Philip Hoser looks at the identities of the chancery and commercial sets, and suggests that there can be only one business Bar. Philip Hoser is a barrister at Serle Court Chambers.

The 1980s and 1990s have seen a gradual transformation of much of the chancery Bar – and a stealthy encroachment by it on areas of practice previously the sole domain of mainstream commercial chambers.

Recently, the commercial sets have been fighting back. But it may be too late for them to preserve the identity of a separate commercial Bar, save in the most highly specialised areas.

Chancery barristers' drive to capture a share of the commercial sets' market was both characterised and assisted by three particular developments.

The first was the growth in importance of insolvency work that came with the repeated boom-and-bust cycle of national and international economics.

What had once been a backwater of practice assumed huge significance as bigger and bigger insolvencies hit the headlines and sent waves of legal consequence through all aspects of commercial life.

Doctrines such as set-off, retention of title and security became hot topics in the City. Business kings increasingly desperate to retain their shaky crowns dreamt up more and more complex means of doing so, the unravelling of which later fell to insolvency practitioners and their legal advisers.

Insolvency touched every aspect of the nation's life: individuals felt the effects of redundancy; depositors the loss of savings; businesses collapsed like dominoes; darlings of the business community turned out to be racketeers stashing away millions, stealing pensions or doctoring balance sheets.

And all this was meat and drink to the chancery Bar. The Companies Court was frequently so packed that there was barely standing room.

The second great fillip given to the chancery Bar was the fact that a new breed of chancery judge emerged during the 1980s every bit as good – and every bit as "commercial" – as those who sat (in smaller numbers) in the Commercial Court.

Commercial realism and common sense was the hallmark. These qualities came to be shared by almost all the judges of the division, giving rise to a consistency of approach which was as reassuring as it was novel. As a result, the Chancery Division became the forum of first choice in increasing numbers of commercial disputes.

Finally, the chancery Bar has been helped to greater prominence in matters of commerce by its rivals at the commercial Bar.

Recognising the advantages of commencing proceedings there, commercial practitioners embraced the new-style Chancery Division wholeheartedly – today many mainstream "commercial" silks and juniors spend at least as much time in the Chancery Division as in the commercial court.
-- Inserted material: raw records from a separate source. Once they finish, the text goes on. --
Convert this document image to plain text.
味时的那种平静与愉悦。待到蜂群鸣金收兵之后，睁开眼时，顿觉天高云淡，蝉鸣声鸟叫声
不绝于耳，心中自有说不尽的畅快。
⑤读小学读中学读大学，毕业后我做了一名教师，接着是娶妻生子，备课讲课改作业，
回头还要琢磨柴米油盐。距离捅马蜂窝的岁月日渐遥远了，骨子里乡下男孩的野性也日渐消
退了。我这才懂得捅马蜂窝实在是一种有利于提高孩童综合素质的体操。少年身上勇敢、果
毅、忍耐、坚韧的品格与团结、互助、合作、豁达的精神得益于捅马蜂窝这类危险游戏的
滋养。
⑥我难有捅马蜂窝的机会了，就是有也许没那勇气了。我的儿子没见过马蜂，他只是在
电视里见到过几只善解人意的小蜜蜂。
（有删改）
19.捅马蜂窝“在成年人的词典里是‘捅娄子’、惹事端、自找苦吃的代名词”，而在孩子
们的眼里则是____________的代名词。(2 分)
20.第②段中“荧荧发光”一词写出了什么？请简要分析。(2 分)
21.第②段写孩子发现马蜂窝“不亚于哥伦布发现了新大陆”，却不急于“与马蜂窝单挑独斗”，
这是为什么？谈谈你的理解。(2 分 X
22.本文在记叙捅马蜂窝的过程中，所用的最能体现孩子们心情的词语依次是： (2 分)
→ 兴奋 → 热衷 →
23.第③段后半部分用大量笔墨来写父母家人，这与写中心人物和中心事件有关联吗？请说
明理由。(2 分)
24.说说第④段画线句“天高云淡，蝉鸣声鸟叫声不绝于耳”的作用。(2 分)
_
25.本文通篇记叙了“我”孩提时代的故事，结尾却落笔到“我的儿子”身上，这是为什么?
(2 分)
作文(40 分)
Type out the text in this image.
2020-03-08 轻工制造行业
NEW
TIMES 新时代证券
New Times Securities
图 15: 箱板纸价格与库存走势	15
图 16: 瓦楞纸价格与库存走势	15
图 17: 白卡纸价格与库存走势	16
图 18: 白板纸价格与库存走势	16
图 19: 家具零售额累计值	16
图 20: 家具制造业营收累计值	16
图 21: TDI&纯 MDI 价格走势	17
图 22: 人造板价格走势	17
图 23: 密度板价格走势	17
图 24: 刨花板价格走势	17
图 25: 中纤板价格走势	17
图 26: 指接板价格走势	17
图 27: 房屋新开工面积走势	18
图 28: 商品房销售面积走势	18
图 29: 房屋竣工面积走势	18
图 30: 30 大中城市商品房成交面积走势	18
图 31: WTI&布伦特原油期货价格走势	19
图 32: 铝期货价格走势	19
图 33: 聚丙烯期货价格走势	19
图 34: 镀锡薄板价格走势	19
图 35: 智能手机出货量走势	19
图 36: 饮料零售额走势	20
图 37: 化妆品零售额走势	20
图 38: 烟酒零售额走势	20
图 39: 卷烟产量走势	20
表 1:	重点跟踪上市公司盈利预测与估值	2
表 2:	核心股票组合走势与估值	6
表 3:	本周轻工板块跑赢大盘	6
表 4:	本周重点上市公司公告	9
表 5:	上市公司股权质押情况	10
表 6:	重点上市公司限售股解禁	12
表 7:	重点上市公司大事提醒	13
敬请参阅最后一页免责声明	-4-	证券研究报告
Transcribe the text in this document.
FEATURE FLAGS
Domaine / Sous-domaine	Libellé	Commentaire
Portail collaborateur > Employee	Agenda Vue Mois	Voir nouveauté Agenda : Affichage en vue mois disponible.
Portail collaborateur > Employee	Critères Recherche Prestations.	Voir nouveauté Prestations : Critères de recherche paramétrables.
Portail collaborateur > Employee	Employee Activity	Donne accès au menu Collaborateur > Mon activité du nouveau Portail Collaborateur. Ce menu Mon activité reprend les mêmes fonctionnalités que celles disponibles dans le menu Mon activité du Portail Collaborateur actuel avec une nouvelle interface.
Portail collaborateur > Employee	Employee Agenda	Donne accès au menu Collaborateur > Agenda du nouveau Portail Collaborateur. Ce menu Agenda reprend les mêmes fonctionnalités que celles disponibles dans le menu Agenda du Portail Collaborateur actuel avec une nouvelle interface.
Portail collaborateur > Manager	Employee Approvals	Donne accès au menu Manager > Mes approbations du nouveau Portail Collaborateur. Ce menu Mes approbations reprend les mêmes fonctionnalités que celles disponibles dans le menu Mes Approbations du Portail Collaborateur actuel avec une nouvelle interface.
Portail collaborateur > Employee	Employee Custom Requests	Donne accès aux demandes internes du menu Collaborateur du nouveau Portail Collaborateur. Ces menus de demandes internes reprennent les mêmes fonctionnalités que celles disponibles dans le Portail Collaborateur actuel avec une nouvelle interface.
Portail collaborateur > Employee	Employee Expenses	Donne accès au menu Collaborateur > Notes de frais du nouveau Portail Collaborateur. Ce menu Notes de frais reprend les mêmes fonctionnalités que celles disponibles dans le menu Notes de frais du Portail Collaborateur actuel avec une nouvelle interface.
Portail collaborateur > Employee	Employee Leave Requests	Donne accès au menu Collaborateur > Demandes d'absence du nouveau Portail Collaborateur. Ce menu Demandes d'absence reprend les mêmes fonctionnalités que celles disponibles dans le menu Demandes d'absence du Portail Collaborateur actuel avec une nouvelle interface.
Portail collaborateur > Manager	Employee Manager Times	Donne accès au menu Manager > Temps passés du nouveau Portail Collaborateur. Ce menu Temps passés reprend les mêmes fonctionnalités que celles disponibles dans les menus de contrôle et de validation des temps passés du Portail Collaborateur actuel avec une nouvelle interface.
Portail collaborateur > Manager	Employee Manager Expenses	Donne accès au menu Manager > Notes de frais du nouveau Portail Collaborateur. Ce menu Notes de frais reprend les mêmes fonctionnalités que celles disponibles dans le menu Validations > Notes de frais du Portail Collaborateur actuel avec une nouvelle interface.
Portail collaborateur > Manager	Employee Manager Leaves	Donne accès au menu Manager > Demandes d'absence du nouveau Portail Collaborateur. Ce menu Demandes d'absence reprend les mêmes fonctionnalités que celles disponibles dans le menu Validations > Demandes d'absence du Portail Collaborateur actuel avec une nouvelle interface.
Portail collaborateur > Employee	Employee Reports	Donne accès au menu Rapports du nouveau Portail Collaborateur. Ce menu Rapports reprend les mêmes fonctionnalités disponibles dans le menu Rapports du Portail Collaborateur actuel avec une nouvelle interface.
Seeing the benefits of acquiring expertise in fields of practice traditionally labelled "chancery", commercial sets have set about recruiting practitioners with established chancery practices – or the willingness to develop them. Recognising the new reality, Combar (the Commercial Bar Association), accepted that the modern chancery sets of chambers qualified for membership.

In these days of more active growth policies among sets of chambers we see "commercial" sets specifically advertising for chancery practitioners to join them (as Fountain Court recently did) and chancery sets announcing that they want to increase the number of their commercial practitioners, such as my own set.

The reality is that there is no longer a separate commercial Bar, or a distinct chancery Bar, save at the fringes. Chancery sets still enjoy expertise in traditional chancery fields such as deep trusts, wills & probate and real property-related matters, though the sets that only deal with such matters have all but disappeared.

Some commercial sets still enjoy specific expertise in shipping and heavy re-insurance work of the sort that has not found a place in chancery sets – but again, those sets have become fewer. In Venn diagram terms, these areas of practice are in the non-overlapping fringes of the circles.

Although practitioners in the field know the reality, there are still some who fail to appreciate just how far the circles now overlap, how much ground the chancery sets have gained and the commercial sets given.

The terms "chancery" and "commercial" could be dropped in favour of something more descriptive of the work done by mainstream commercial and commercial chancery sets. Some District Registries and County Courts now have a "Business List". There has been talk of merging the Chancery Division and the commercial court – perhaps a High Court Business List is the answer?